George Tubin, a fraud analyst with TowerGroup, says education has its boundaries. Simply put: "We have to do more," he says. "Employee education is absolutely necessary, but because of the sheer volume of transaction and the move to electronic transactions, we have to invest in more technology for fraud detection."
I agree. And here is the most striking, and frightening, revelation -- more than three quarters of our survey's respondents say they learn about "most" fraud incidents when customers or members notify them. Yet 43 percent (the third highest) say "lack of customer awareness" is their biggest challenge when it comes to fraud prevention.
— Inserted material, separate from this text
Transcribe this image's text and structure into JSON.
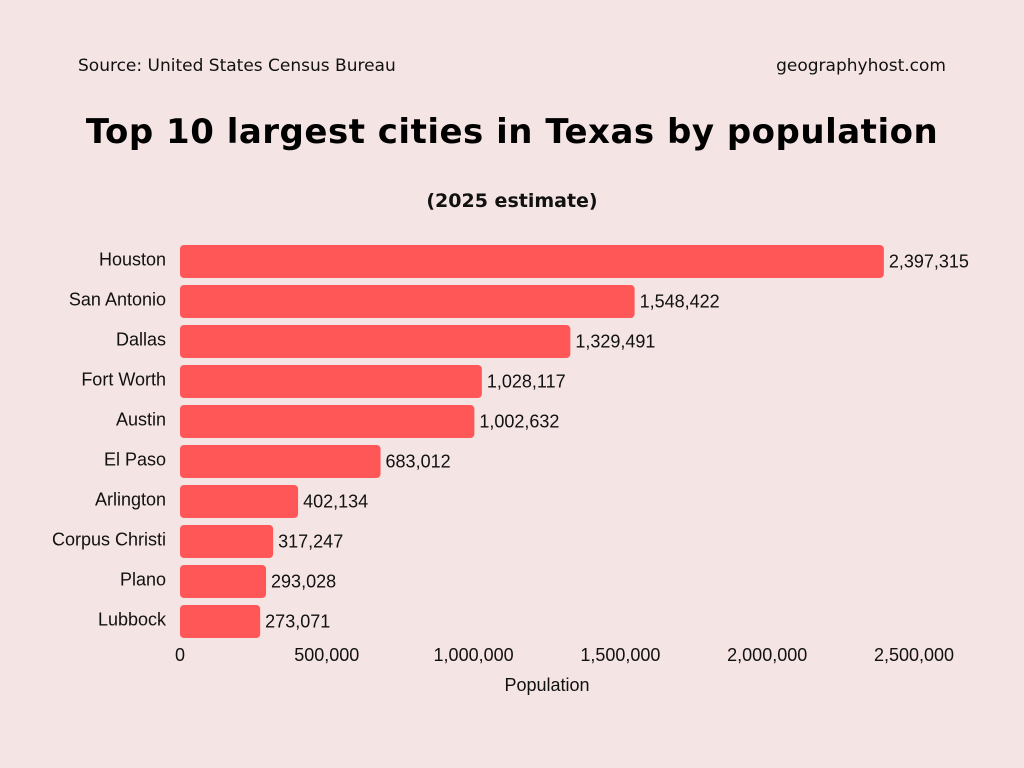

What's more, 63 percent (the highest) say they spent the last year investing more heavily in employee and customer/member fraud awareness, as a way to reduce vulnerabilities to fraud.
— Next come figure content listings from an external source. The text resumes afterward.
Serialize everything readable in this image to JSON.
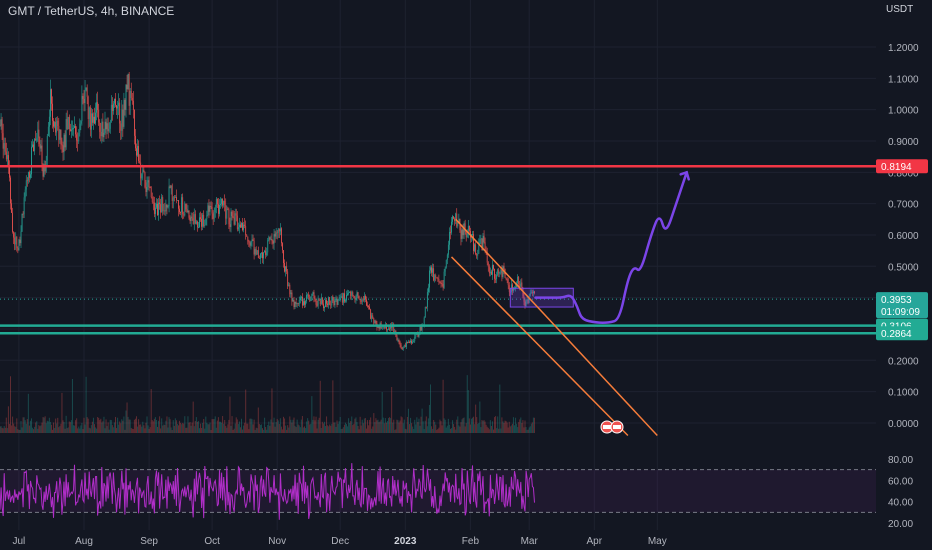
{
  "header": {
    "title": "GMT / TetherUS, 4h, BINANCE",
    "currency": "USDT"
  },
  "colors": {
    "background": "#131722",
    "grid": "#1e2230",
    "up": "#26a69a",
    "down": "#ef5350",
    "resistance": "#f23645",
    "support": "#22ab94",
    "channel": "#f57c3a",
    "projection": "#7b45e8",
    "rsi": "#b02ec8"
  },
  "chart_data": [
    {
      "type": "candlestick",
      "title": "GMT / TetherUS, 4h, BINANCE",
      "ylabel": "USDT",
      "x_tick_labels": [
        "Jul",
        "Aug",
        "Sep",
        "Oct",
        "Nov",
        "Dec",
        "2023",
        "Feb",
        "Mar",
        "Apr",
        "May"
      ],
      "y_tick_labels": [
        "1.2000",
        "1.1000",
        "1.0000",
        "0.9000",
        "0.8000",
        "0.7000",
        "0.6000",
        "0.5000",
        "0.4000",
        "0.3000",
        "0.2000",
        "0.1000",
        "0.0000"
      ],
      "ylim": [
        0.0,
        1.2
      ],
      "price_path": [
        [
          "Jun 22",
          0.95
        ],
        [
          "Jun 26",
          0.85
        ],
        [
          "Jun 28",
          0.6
        ],
        [
          "Jul 1",
          0.57
        ],
        [
          "Jul 4",
          0.72
        ],
        [
          "Jul 7",
          0.85
        ],
        [
          "Jul 10",
          0.9
        ],
        [
          "Jul 13",
          0.8
        ],
        [
          "Jul 16",
          1.02
        ],
        [
          "Jul 19",
          0.95
        ],
        [
          "Jul 22",
          0.88
        ],
        [
          "Jul 25",
          0.98
        ],
        [
          "Jul 28",
          0.9
        ],
        [
          "Aug 1",
          1.05
        ],
        [
          "Aug 4",
          0.98
        ],
        [
          "Aug 7",
          1.0
        ],
        [
          "Aug 10",
          0.92
        ],
        [
          "Aug 13",
          0.96
        ],
        [
          "Aug 16",
          1.0
        ],
        [
          "Aug 19",
          0.97
        ],
        [
          "Aug 22",
          1.08
        ],
        [
          "Aug 25",
          0.95
        ],
        [
          "Aug 27",
          0.82
        ],
        [
          "Aug 31",
          0.75
        ],
        [
          "Sep 4",
          0.69
        ],
        [
          "Sep 8",
          0.7
        ],
        [
          "Sep 12",
          0.74
        ],
        [
          "Sep 16",
          0.7
        ],
        [
          "Sep 20",
          0.66
        ],
        [
          "Sep 25",
          0.65
        ],
        [
          "Sep 30",
          0.67
        ],
        [
          "Oct 5",
          0.7
        ],
        [
          "Oct 10",
          0.65
        ],
        [
          "Oct 15",
          0.64
        ],
        [
          "Oct 20",
          0.57
        ],
        [
          "Oct 24",
          0.53
        ],
        [
          "Oct 28",
          0.58
        ],
        [
          "Nov 2",
          0.62
        ],
        [
          "Nov 5",
          0.48
        ],
        [
          "Nov 9",
          0.37
        ],
        [
          "Nov 13",
          0.39
        ],
        [
          "Nov 18",
          0.4
        ],
        [
          "Nov 23",
          0.38
        ],
        [
          "Nov 28",
          0.39
        ],
        [
          "Dec 3",
          0.4
        ],
        [
          "Dec 8",
          0.41
        ],
        [
          "Dec 13",
          0.39
        ],
        [
          "Dec 17",
          0.32
        ],
        [
          "Dec 22",
          0.3
        ],
        [
          "Dec 26",
          0.31
        ],
        [
          "Dec 30",
          0.24
        ],
        [
          "Jan 3",
          0.26
        ],
        [
          "Jan 7",
          0.28
        ],
        [
          "Jan 10",
          0.33
        ],
        [
          "Jan 13",
          0.5
        ],
        [
          "Jan 16",
          0.45
        ],
        [
          "Jan 19",
          0.44
        ],
        [
          "Jan 22",
          0.62
        ],
        [
          "Jan 25",
          0.66
        ],
        [
          "Jan 28",
          0.6
        ],
        [
          "Jan 31",
          0.63
        ],
        [
          "Feb 3",
          0.55
        ],
        [
          "Feb 7",
          0.58
        ],
        [
          "Feb 10",
          0.5
        ],
        [
          "Feb 14",
          0.47
        ],
        [
          "Feb 17",
          0.49
        ],
        [
          "Feb 20",
          0.42
        ],
        [
          "Feb 24",
          0.45
        ],
        [
          "Feb 27",
          0.39
        ],
        [
          "Mar 2",
          0.41
        ],
        [
          "Mar 4",
          0.3953
        ]
      ],
      "horizontal_levels": [
        {
          "label": "0.8194",
          "value": 0.8194,
          "role": "resistance"
        },
        {
          "label": "0.3106",
          "value": 0.3106,
          "role": "support"
        },
        {
          "label": "0.2864",
          "value": 0.2864,
          "role": "support"
        }
      ],
      "current_price": {
        "label": "0.3953",
        "value": 0.3953,
        "countdown": "01:09:09"
      },
      "consolidation_box": {
        "x_from": "Feb 20",
        "x_to": "Mar 22",
        "y_from": 0.37,
        "y_to": 0.43
      },
      "descending_channel": {
        "upper": [
          [
            "Jan 25",
            0.65
          ],
          [
            "May 1",
            -0.04
          ]
        ],
        "lower": [
          [
            "Jan 23",
            0.53
          ],
          [
            "Apr 17",
            -0.04
          ]
        ]
      },
      "projection_path": [
        [
          "Mar 4",
          0.4
        ],
        [
          "Mar 12",
          0.4
        ],
        [
          "Mar 17",
          0.4
        ],
        [
          "Mar 21",
          0.41
        ],
        [
          "Mar 24",
          0.37
        ],
        [
          "Mar 26",
          0.33
        ],
        [
          "Apr 2",
          0.32
        ],
        [
          "Apr 8",
          0.32
        ],
        [
          "Apr 13",
          0.33
        ],
        [
          "Apr 17",
          0.46
        ],
        [
          "Apr 20",
          0.5
        ],
        [
          "Apr 23",
          0.48
        ],
        [
          "Apr 28",
          0.6
        ],
        [
          "May 2",
          0.67
        ],
        [
          "May 5",
          0.6
        ],
        [
          "May 10",
          0.7
        ],
        [
          "May 15",
          0.8
        ]
      ]
    },
    {
      "type": "line",
      "title": "RSI",
      "y_tick_labels": [
        "80.00",
        "60.00",
        "40.00",
        "20.00"
      ],
      "ylim": [
        20,
        80
      ],
      "overbought": 70,
      "oversold": 30
    }
  ]
}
But the effectiveness of their education programs need improvement. Seventy percent of respondents said education and awareness for employees needed help, and other 68 percent said education efforts for commercial and consumer customers needed improvement.
Does there seem to be a disconnect somewhere, or is it just me?
"When is a fraud incident detected? 'When a customer notifies us.' I see that year after year, and it's pretty sad," says Avivah Litan, a distinguished analyst and vice president at Gartner. "It also tells me that there is a lot of fraud they are never detecting, and that a number of fake identities are probably getting through. It could be a fraudster who opens an account and takes out money. If they're relying so much on customer notification, how would they know? If 76 percent say customers notify them of fraud, there's a lot that they are missing."
In a nutshell, fraud detection is getting short-changed, and Litan is not the only one who shared that view. Adam Dolby, who oversees online security and authentication systems for Gemalto North America, says current fraud-detection measures in the U.S. are in need of serious analysis. Continuing to rely on customer notification for fraud detection is not good for business. "This is more of a U.S.-centric mentality," Dolby says. "We see more authentication at the corporate and retail levels in Europe," where authentication solutions are more evolved and sophisticated.
Dolby says U.S. banking institutions are falling victim to what he calls the "CSI phenomenon."
"This is like trying to act against crime but starting with a dead body and investigating backward, rather than actually trying to stop people from getting whacked in the first place," he says.
So, what's the solution? Well, more investments in technology, from cross-channel integration to stronger authentication. Maybe we can learn a thing or two from our European banking brethren. Education, whether it involves the customer or member or the employee, does have a place in a fraud-detection and prevention plan. But it's definitely time for more investment in technology.